12. The dustpan attachment of claim 11, wherein the housing defines a first end at one end of the suction inlet and second end at an opposite end of the suction inlet and wherein the bottom edge includes a resilient sealing material extending between the first end and second end.

13. The dustpan attachment of claim 12, wherein when the pair of flanges are coupled to the body, the resilient sealing material contacts the surface continuously between the first end and second end.

14. The dustpan attachment of claim 11, wherein the suction inlet defines a first area, and the vacuum port defines a second area, and wherein the first area and the second area are the equal in size.

15. The dustpan attachment of claim 11, wherein the vacuum port extends through the top wall of the housing.

16. The dustpan attachment of claim 15, wherein the suction channel converges in a width direction from the suction inlet to the vacuum port.

17. The dustpan attachment of claim 11, wherein the dustpan attachment can be removed from the body and positioned on the surface to be cleaned spaced from the body.

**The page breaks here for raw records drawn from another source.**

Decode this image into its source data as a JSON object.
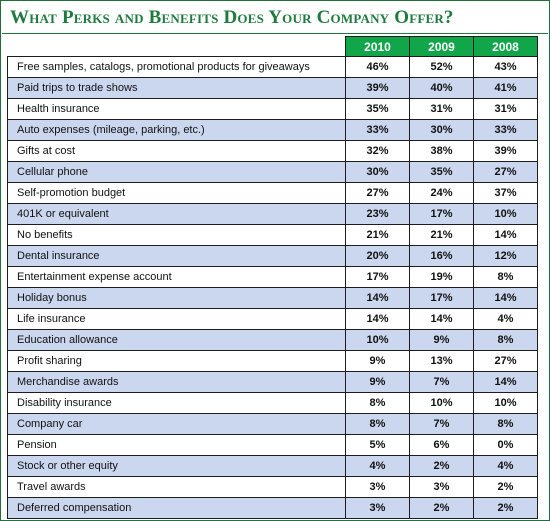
{
  "title": "What Perks and Benefits Does Your Company Offer?",
  "colors": {
    "header_green": "#12a64b",
    "title_green": "#1f7a3e",
    "row_stripe": "#cbd7ef"
  },
  "chart_data": {
    "type": "table",
    "title": "What Perks and Benefits Does Your Company Offer?",
    "columns": [
      "2010",
      "2009",
      "2008"
    ],
    "rows": [
      {
        "label": "Free samples, catalogs, promotional products for giveaways",
        "values": [
          "46%",
          "52%",
          "43%"
        ]
      },
      {
        "label": "Paid trips to trade shows",
        "values": [
          "39%",
          "40%",
          "41%"
        ]
      },
      {
        "label": "Health insurance",
        "values": [
          "35%",
          "31%",
          "31%"
        ]
      },
      {
        "label": "Auto expenses (mileage, parking, etc.)",
        "values": [
          "33%",
          "30%",
          "33%"
        ]
      },
      {
        "label": "Gifts at cost",
        "values": [
          "32%",
          "38%",
          "39%"
        ]
      },
      {
        "label": "Cellular phone",
        "values": [
          "30%",
          "35%",
          "27%"
        ]
      },
      {
        "label": "Self-promotion budget",
        "values": [
          "27%",
          "24%",
          "37%"
        ]
      },
      {
        "label": "401K or equivalent",
        "values": [
          "23%",
          "17%",
          "10%"
        ]
      },
      {
        "label": "No benefits",
        "values": [
          "21%",
          "21%",
          "14%"
        ]
      },
      {
        "label": "Dental insurance",
        "values": [
          "20%",
          "16%",
          "12%"
        ]
      },
      {
        "label": "Entertainment expense account",
        "values": [
          "17%",
          "19%",
          "8%"
        ]
      },
      {
        "label": "Holiday bonus",
        "values": [
          "14%",
          "17%",
          "14%"
        ]
      },
      {
        "label": "Life insurance",
        "values": [
          "14%",
          "14%",
          "4%"
        ]
      },
      {
        "label": "Education allowance",
        "values": [
          "10%",
          "9%",
          "8%"
        ]
      },
      {
        "label": "Profit sharing",
        "values": [
          "9%",
          "13%",
          "27%"
        ]
      },
      {
        "label": "Merchandise awards",
        "values": [
          "9%",
          "7%",
          "14%"
        ]
      },
      {
        "label": "Disability insurance",
        "values": [
          "8%",
          "10%",
          "10%"
        ]
      },
      {
        "label": "Company car",
        "values": [
          "8%",
          "7%",
          "8%"
        ]
      },
      {
        "label": "Pension",
        "values": [
          "5%",
          "6%",
          "0%"
        ]
      },
      {
        "label": "Stock or other equity",
        "values": [
          "4%",
          "2%",
          "4%"
        ]
      },
      {
        "label": "Travel awards",
        "values": [
          "3%",
          "3%",
          "2%"
        ]
      },
      {
        "label": "Deferred compensation",
        "values": [
          "3%",
          "2%",
          "2%"
        ]
      }
    ]
  }
}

18. A method of using a dustpan attachment with a vacuum cleaner to clean a surface, the vacuum cleaner including a body, a suction source positioned within the body, and a suction port in fluid communication with the suction source, the method comprising:

connecting a pair of attachment features on the dustpan attachment to a pair of mounting features of the vacuum cleaner, thereby positioning the dustpan attachment adjacent the surface and forming a suction inlet at a front thereof;

connecting the suction port with a vacuum port of the dustpan attachment; and

operating the suction source to draw air through the suction inlet into the body.

19. The method of claim 18, wherein each of the pair of mounting features is positioned on a respective foot of the vacuum cleaner, and wherein each of the pair of mounting features includes an annular recess.

20. The method of claim 19, wherein each of the pair of attachment features includes an annular projection, and wherein connecting the pair of attachment features to the pair of mounting features includes positioning each annular projection in a corresponding annular recess.